The relevant error is:
Removal requested: 0 waiting, 11 failed, 61 skipped, 29 finished
ERRO[0438] There are resources in failed state, but none are ready for deletion, anymore.
us-east-1 - EC2RouteTable - rtb-0cbcb46XXXXX64080 - [] - failed
ERRO[0438] DependencyViolation: The routeTable 'rtb-0cbcXXXX63b664080' has dependencies and cannot be deleted.
status code: 400, request id: e0e54a74-d4ae-4087-a54f-5dcb35011744
us-east-1 - EC2VPC - vpc-032cXXXXa1cb60092 - [ID: "vpc-032cXXXXa1cb60092", IsDefault: "true"] - failed
ERRO[0438] DependencyViolation: The vpc 'vpc-032cb2XXXXXb60092' has dependencies and cannot be deleted.
status code: 400, request id: 5af1a695-51e5-405d-86e7-52604ada0b62
us-east-1 - RDSDBCluster - aurora-example-global-virginia - failed
ERRO[0438] InvalidDBClusterStateFault: This cluster is a part of a global cluster, please remove it from globalcluster first
status code: 400, request id: a96b8bd9-88b6-4ff6-be09-503532719765
us-east-1 - EC2SecurityGroup - sg-0cdcXXXXXaa3e9893 - [Name: "aurora-example-global-virginia-20201105063555408700000001"] - failed
ERRO[0438] DependencyViolation: resource sg-0cdca5XXXXX3e9893 has a dependent object
status code: 400, request id: b380708c-1449-4cf0-b1b4-38725f643af0
us-east-1 - EC2DHCPOption - dopt-060d56d8e6f39e804 - [] - failed
ERRO[0438] DependencyViolation: The dhcpOptions 'dopt-060d5XXXX6f39e804' has dependencies and cannot be deleted.
status code: 400, request id: 702ee68b-f191-44cc-bb4f-214b9b476611
us-east-1 - RDSDBSubnetGroup - aurora-example-global-virginia - failed
ERRO[0438] InvalidDBSubnetGroupStateFault: Cannot delete the subnet group 'aurora-example-global-virginia' because at least one database inst
ance: aurora-example-global-virginia-2 is still using it.
status code: 400, request id: 500d338a-4dbb-48ed-8470-dfdf35206268
us-east-1 - EC2Subnet - subnet-02911XXXXfc4a86e3 - [DefaultForAz: "true"] - failed
ERRO[0438] DependencyViolation: The subnet 'subnet-02911XXXXfc4a86e3' has dependencies and cannot be deleted.
status code: 400, request id: af8cb8e8-dbdb-4215-ba57-df0b2e7c2735
us-east-1 - RDSInstance - aurora-example-global-virginia-2 - failed
ERRO[0438] InvalidDBClusterStateFault: Cannot delete the last instance of the master cluster. Delete the replica cluster before deleting the
last master cluster instance.
status code: 400, request id: 52802137-5ede-47a2-b239-8dd2b116326b
us-east-1 - NeptuneInstance - aurora-example-global-virginia-2 - failed
ERRO[0438] InvalidDBClusterStateFault: Cannot delete the last instance of the master cluster.
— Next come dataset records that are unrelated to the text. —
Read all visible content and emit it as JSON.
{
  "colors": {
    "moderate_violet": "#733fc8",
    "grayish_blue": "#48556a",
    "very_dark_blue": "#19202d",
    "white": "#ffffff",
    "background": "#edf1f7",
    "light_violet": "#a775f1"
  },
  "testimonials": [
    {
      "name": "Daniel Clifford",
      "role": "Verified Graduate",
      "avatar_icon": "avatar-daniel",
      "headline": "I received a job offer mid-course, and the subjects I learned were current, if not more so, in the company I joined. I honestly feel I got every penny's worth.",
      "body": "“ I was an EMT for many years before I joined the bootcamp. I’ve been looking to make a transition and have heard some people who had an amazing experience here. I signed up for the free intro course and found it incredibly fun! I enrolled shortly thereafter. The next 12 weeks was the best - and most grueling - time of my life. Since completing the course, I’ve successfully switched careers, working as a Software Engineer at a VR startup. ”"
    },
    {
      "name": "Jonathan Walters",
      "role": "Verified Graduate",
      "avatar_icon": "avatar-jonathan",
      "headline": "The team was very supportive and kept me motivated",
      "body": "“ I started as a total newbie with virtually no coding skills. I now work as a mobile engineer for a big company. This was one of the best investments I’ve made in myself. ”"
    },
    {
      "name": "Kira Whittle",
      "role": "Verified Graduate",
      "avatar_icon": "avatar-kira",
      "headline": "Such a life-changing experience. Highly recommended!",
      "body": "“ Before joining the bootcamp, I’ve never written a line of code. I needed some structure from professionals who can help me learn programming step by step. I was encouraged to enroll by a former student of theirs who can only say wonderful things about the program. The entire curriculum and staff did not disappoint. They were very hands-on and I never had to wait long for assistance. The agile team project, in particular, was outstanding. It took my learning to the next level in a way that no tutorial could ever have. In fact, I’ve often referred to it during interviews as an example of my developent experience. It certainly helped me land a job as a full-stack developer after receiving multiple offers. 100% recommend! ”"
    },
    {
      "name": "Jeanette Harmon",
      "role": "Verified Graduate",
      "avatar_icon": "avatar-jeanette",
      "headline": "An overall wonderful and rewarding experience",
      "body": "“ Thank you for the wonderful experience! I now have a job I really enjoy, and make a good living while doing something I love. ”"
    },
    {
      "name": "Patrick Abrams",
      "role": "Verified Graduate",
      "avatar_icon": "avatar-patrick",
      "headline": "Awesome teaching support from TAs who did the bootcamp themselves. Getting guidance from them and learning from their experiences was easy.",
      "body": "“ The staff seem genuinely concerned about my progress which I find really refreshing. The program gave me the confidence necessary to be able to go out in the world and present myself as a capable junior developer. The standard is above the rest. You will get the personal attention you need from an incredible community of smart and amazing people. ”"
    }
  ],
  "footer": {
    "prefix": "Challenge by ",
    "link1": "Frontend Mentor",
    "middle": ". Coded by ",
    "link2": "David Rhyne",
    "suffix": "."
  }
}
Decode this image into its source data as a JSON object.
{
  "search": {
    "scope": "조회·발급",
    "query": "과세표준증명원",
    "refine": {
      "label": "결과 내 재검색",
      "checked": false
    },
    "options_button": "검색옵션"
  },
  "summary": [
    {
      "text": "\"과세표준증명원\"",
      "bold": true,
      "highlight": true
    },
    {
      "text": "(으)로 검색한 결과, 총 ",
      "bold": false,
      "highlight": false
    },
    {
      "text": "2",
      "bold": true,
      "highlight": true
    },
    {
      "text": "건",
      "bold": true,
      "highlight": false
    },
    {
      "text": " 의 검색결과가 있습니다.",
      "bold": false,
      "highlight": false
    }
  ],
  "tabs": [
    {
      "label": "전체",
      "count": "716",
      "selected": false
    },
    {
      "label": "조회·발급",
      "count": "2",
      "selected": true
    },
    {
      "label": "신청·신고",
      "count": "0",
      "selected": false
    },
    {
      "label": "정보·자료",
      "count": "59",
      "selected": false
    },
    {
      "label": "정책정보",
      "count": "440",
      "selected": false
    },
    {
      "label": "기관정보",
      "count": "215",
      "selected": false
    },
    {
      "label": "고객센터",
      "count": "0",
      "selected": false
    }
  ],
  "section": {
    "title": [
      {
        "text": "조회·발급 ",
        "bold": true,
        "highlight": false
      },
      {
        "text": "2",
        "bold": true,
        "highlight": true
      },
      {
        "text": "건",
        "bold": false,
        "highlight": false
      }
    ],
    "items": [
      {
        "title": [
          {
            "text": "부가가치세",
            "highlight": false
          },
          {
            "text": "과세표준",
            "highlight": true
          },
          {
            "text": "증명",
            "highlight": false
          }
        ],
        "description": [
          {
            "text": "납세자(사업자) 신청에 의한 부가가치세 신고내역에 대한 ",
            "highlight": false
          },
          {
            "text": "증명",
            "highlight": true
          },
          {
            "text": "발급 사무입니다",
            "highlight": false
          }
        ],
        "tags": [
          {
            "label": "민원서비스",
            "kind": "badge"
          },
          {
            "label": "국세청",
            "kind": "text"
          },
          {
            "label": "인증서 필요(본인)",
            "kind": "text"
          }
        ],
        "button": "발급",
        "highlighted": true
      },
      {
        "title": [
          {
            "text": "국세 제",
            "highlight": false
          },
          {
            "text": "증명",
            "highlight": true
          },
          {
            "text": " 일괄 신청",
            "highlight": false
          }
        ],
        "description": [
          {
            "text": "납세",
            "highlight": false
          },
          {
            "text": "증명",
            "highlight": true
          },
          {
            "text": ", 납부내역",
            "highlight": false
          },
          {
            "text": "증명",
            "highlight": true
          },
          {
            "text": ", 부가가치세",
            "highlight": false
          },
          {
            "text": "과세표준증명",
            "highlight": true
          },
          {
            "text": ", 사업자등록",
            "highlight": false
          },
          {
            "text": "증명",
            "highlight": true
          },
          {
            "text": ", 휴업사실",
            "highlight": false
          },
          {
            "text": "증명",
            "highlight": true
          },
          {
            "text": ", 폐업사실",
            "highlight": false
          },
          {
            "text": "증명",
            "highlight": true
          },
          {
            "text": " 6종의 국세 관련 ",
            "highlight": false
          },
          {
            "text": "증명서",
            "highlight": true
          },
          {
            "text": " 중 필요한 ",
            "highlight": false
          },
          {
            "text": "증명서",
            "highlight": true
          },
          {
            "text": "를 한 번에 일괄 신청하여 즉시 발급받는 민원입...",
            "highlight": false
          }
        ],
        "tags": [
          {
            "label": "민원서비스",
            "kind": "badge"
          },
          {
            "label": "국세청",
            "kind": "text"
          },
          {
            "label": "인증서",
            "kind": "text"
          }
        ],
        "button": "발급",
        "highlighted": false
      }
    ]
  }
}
Delete the replica cluster before deleting the
last master cluster instance.
status code: 400, request id: 9a0e29e1-052b-4648-8528-22cd73741b76
us-east-1 - EC2NetworkInterface - [AvailabilityZone: "us-east-1a", PrivateIPAddress: "172.0.0.253", SubnetID: "subnet-02911XXXXXc4a86e3", S
tatus: "in-use", ID: "eni-0730XXXXXX679e83c", VPC: "vpc-032cb2XXXXXb60092"] - failed
ERRO[0438] InvalidParameterValue: Network interface 'eni-0730c98173679e83c' is currently in use.
status code: 400, request id: 89b53aac-6772-427d-846d-719778726a6f
us-east-1 - NeptuneCluster - aurora-example-global-virginia - failed
ERRO[0438] InvalidDBClusterStateFault: This cluster is a part of a global cluster, please remove it from globalcluster first
status code: 400, request id: 35f5fa8f-0604-4886-845e-32fbc4145ab5
Error: failed
Let me know if this is sufficient enough to create a formal issue.
Is there any update on the above? Is the information provided enough to open a formal report?
It looks like a RDS resource called "Global Cluster" is not yet implemented by aws-nuke.